Keeping track of errors: A study of SHACL-DS for RDF dataset validation on the ERA RINF Knowledge Graph
For practitioners working with large RDF datasets that use named graphs, this work demonstrates the practical feasibility and performance benefits of SHACL-DS over the standard SHACL approach.
The paper applies SHACL-DS to validate a large-scale RDF Knowledge Graph (ERA RINF) and shows that SHACL-DS is faster than the SHACL baseline while providing additional features like per-graph validation and provenance tracking.

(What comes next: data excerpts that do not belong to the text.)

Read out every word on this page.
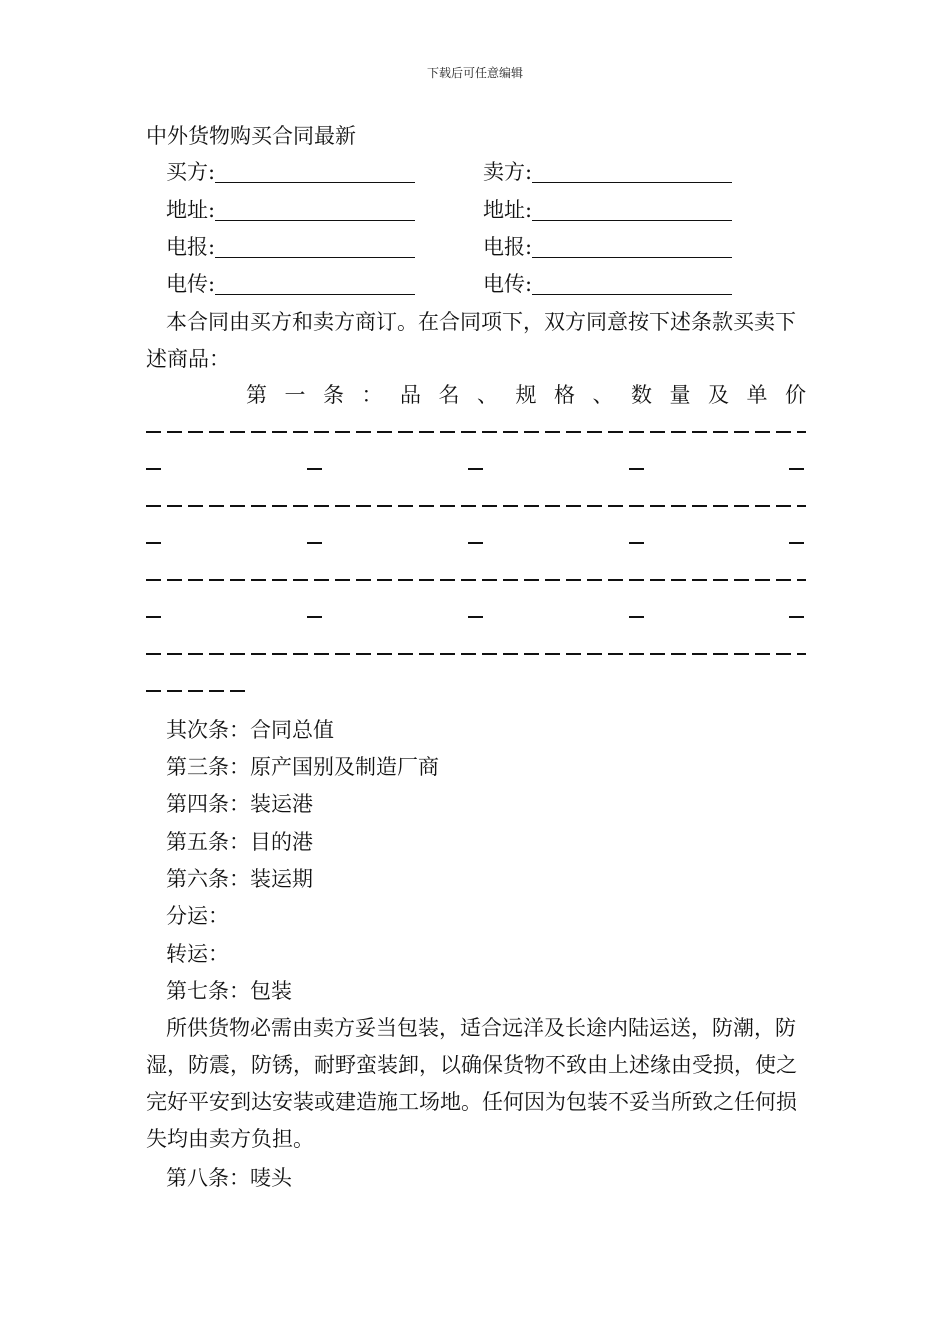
下载后可任意编辑
中外货物购买合同最新
买方:	卖方:
地址:	地址:
电报:	电报:
电传:	电传:
本合同由买方和卖方商订。在合同项下，双方同意按下述条款买卖下述商品：
第 一 条 ： 品 名 、 规 格 、 数 量 及 单 价
其次条：合同总值
第三条：原产国别及制造厂商
第四条：装运港
第五条：目的港
第六条：装运期
分运：
转运：
第七条：包装
所供货物必需由卖方妥当包装，适合远洋及长途内陆运送，防潮，防湿，防震，防锈，耐野蛮装卸，以确保货物不致由上述缘由受损，使之完好平安到达安装或建造施工场地。任何因为包装不妥当所致之任何损失均由卖方负担。
第八条：唛头
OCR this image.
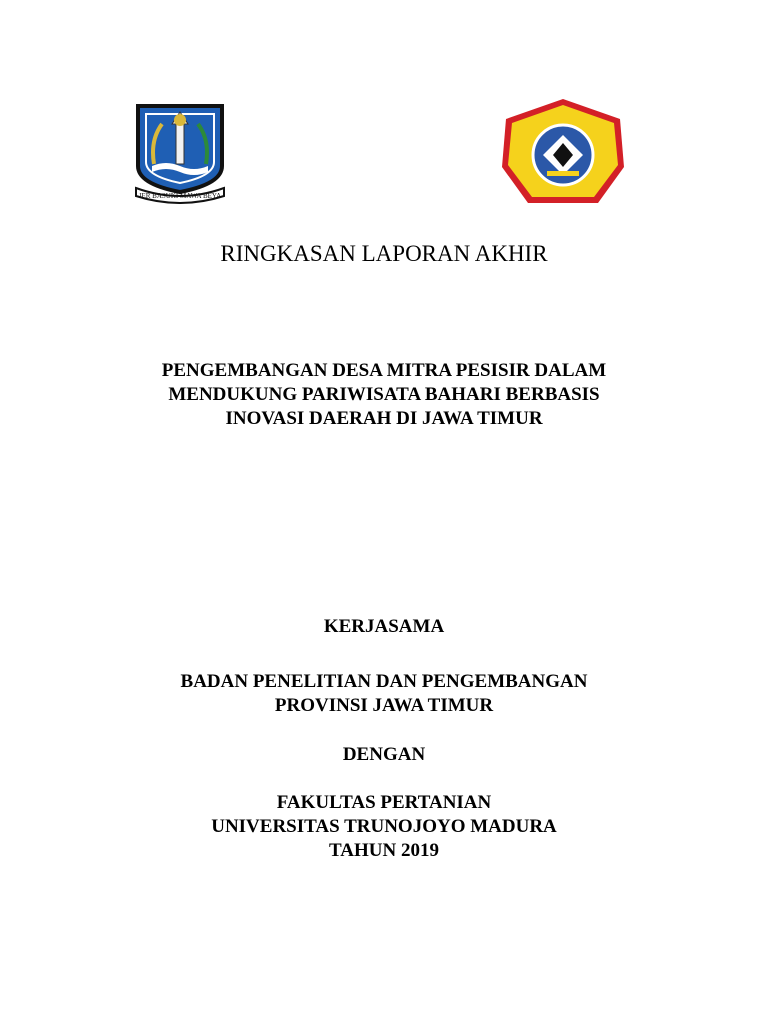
JER BASUKI MAWA BEYA
RINGKASAN LAPORAN AKHIR
PENGEMBANGAN DESA MITRA PESISIR DALAM
MENDUKUNG PARIWISATA BAHARI BERBASIS
INOVASI DAERAH DI JAWA TIMUR
KERJASAMA
BADAN PENELITIAN DAN PENGEMBANGAN
PROVINSI JAWA TIMUR
DENGAN
FAKULTAS PERTANIAN
UNIVERSITAS TRUNOJOYO MADURA
TAHUN 2019
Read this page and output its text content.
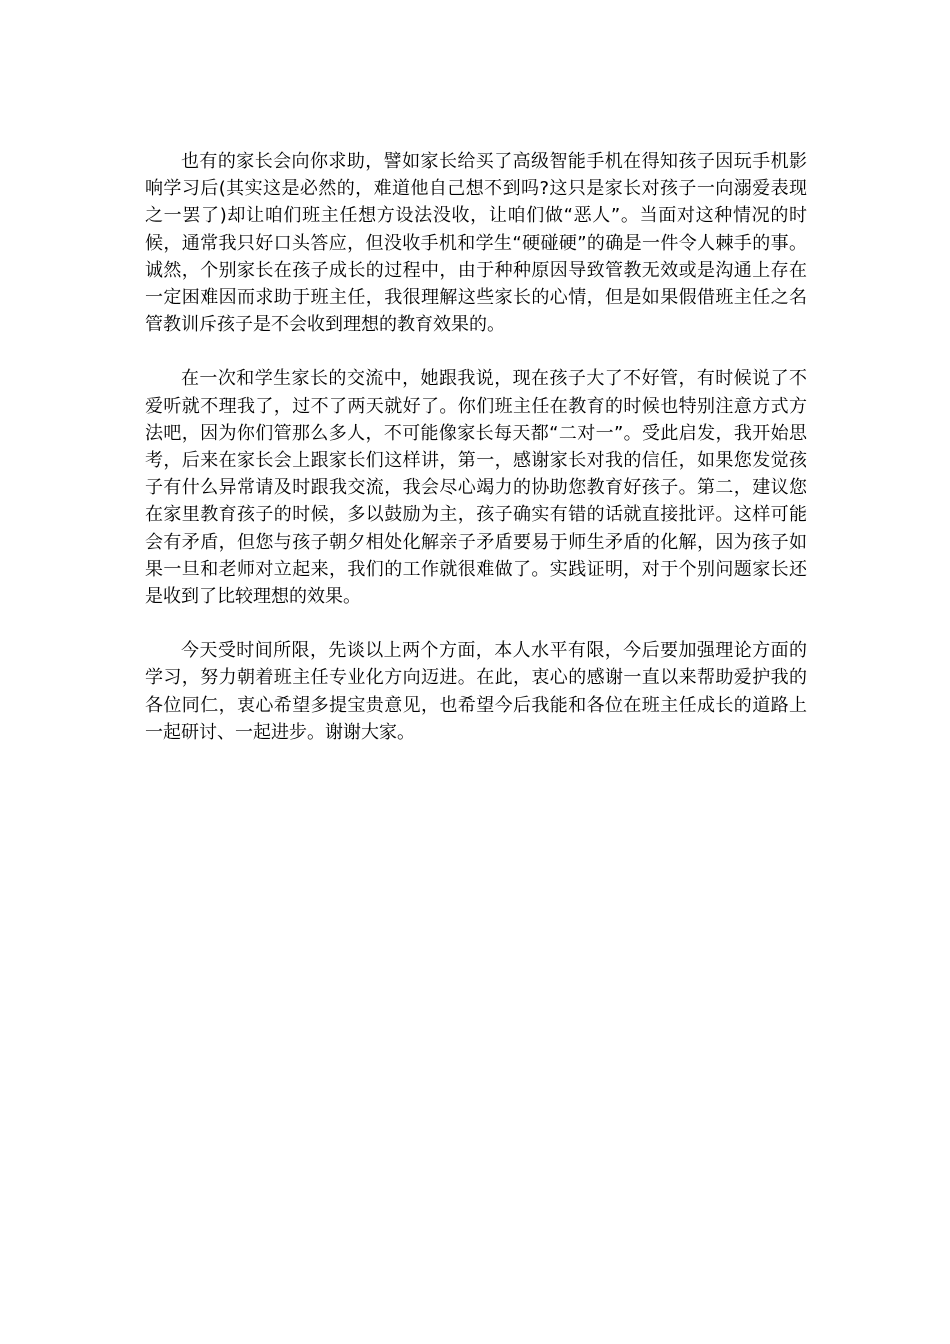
也有的家长会向你求助，譬如家长给买了高级智能手机在得知孩子因玩手机影响学习后(其实这是必然的，难道他自己想不到吗?这只是家长对孩子一向溺爱表现之一罢了)却让咱们班主任想方设法没收，让咱们做“恶人”。当面对这种情况的时候，通常我只好口头答应，但没收手机和学生“硬碰硬”的确是一件令人棘手的事。诚然，个别家长在孩子成长的过程中，由于种种原因导致管教无效或是沟通上存在一定困难因而求助于班主任，我很理解这些家长的心情，但是如果假借班主任之名管教训斥孩子是不会收到理想的教育效果的。

在一次和学生家长的交流中，她跟我说，现在孩子大了不好管，有时候说了不爱听就不理我了，过不了两天就好了。你们班主任在教育的时候也特别注意方式方法吧，因为你们管那么多人，不可能像家长每天都“二对一”。受此启发，我开始思考，后来在家长会上跟家长们这样讲，第一，感谢家长对我的信任，如果您发觉孩子有什么异常请及时跟我交流，我会尽心竭力的协助您教育好孩子。第二，建议您在家里教育孩子的时候，多以鼓励为主，孩子确实有错的话就直接批评。这样可能会有矛盾，但您与孩子朝夕相处化解亲子矛盾要易于师生矛盾的化解，因为孩子如果一旦和老师对立起来，我们的工作就很难做了。实践证明，对于个别问题家长还是收到了比较理想的效果。

今天受时间所限，先谈以上两个方面，本人水平有限，今后要加强理论方面的学习，努力朝着班主任专业化方向迈进。在此，衷心的感谢一直以来帮助爱护我的各位同仁，衷心希望多提宝贵意见，也希望今后我能和各位在班主任成长的道路上一起研讨、一起进步。谢谢大家。
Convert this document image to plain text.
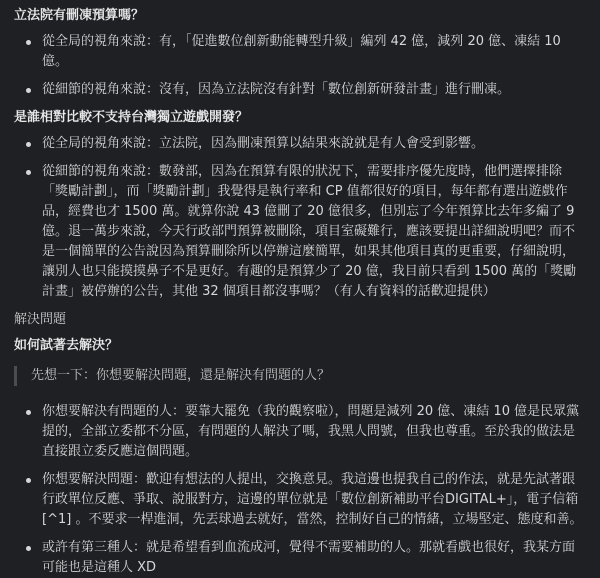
立法院有刪凍預算嗎？
從全局的視角來說：有，「促進數位創新動能轉型升級」編列 42 億，減列 20 億、凍結 10 億。
從細節的視角來說：沒有，因為立法院沒有針對「數位創新研發計畫」進行刪凍。
是誰相對比較不支持台灣獨立遊戲開發？
從全局的視角來說：立法院，因為刪凍預算以結果來說就是有人會受到影響。
從細節的視角來說：數發部，因為在預算有限的狀況下，需要排序優先度時，他們選擇排除「獎勵計劃」，而「獎勵計劃」我覺得是執行率和 CP 值都很好的項目，每年都有選出遊戲作品，經費也才 1500 萬。就算你說 43 億刪了 20 億很多，但別忘了今年預算比去年多編了 9 億。退一萬步來說，今天行政部門預算被刪除，項目室礙難行，應該要提出詳細說明吧？而不是一個簡單的公告說因為預算刪除所以停辦這麼簡單，如果其他項目真的更重要，仔細說明，讓別人也只能摸摸鼻子不是更好。有趣的是預算少了 20 億，我目前只看到 1500 萬的「獎勵計畫」被停辦的公告，其他 32 個項目都沒事嗎？（有人有資料的話歡迎提供）
解決問題
如何試著去解決？
先想一下：你想要解決問題，還是解決有問題的人？
你想要解決有問題的人：要靠大罷免（我的觀察啦），問題是減列 20 億、凍結 10 億是民眾黨提的，全部立委都不分區，有問題的人解決了嗎，我黑人問號，但我也尊重。至於我的做法是直接跟立委反應這個問題。
你想要解決問題：歡迎有想法的人提出，交換意見。我這邊也提我自己的作法，就是先試著跟行政單位反應、爭取、說服對方，這邊的單位就是「數位創新補助平台DIGITAL+」，電子信箱 [^1] 。不要求一桿進洞，先丟球過去就好，當然，控制好自己的情緒，立場堅定、態度和善。
或許有第三種人：就是希望看到血流成河，覺得不需要補助的人。那就看戲也很好，我某方面可能也是這種人 XD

SHACL-DS extends SHACL for RDF dataset validation by introducing declarative targeting of named graphs and graph combinations, but has not yet been demonstrated and assessed on a real, large-scale Knowledge Graph (KG). In this paper, we apply the SHACL-DS approach to validate its use on such a KG. We apply SHACL-DS to the European Railway Infrastructure (ERA RINF) KG, a large-scale RDF dataset in which 56 infrastructure managers contribute data to dedicated named graphs. We migrate the ERA-RINF shapes to SHACL-DS using two strategies and evaluate their performance using a TopBraid SHACL-DS implementation developed for this study. We compare the performance against the SHACL approach, which "flattens" all graphs into a single data graph. Both strategies produce the same results and are faster than the SHACL baseline. Not only do we demonstrate that SHACL-DS is at least as expressive as SHACL, but SHACL-DS also allows the validation scope to be declared inside the shapes artefact, enforces triple provenance through \texttt{GRAPH} clauses, enriches validation reports with per-graph annotations, and enables shape organisation across named shapes graphs.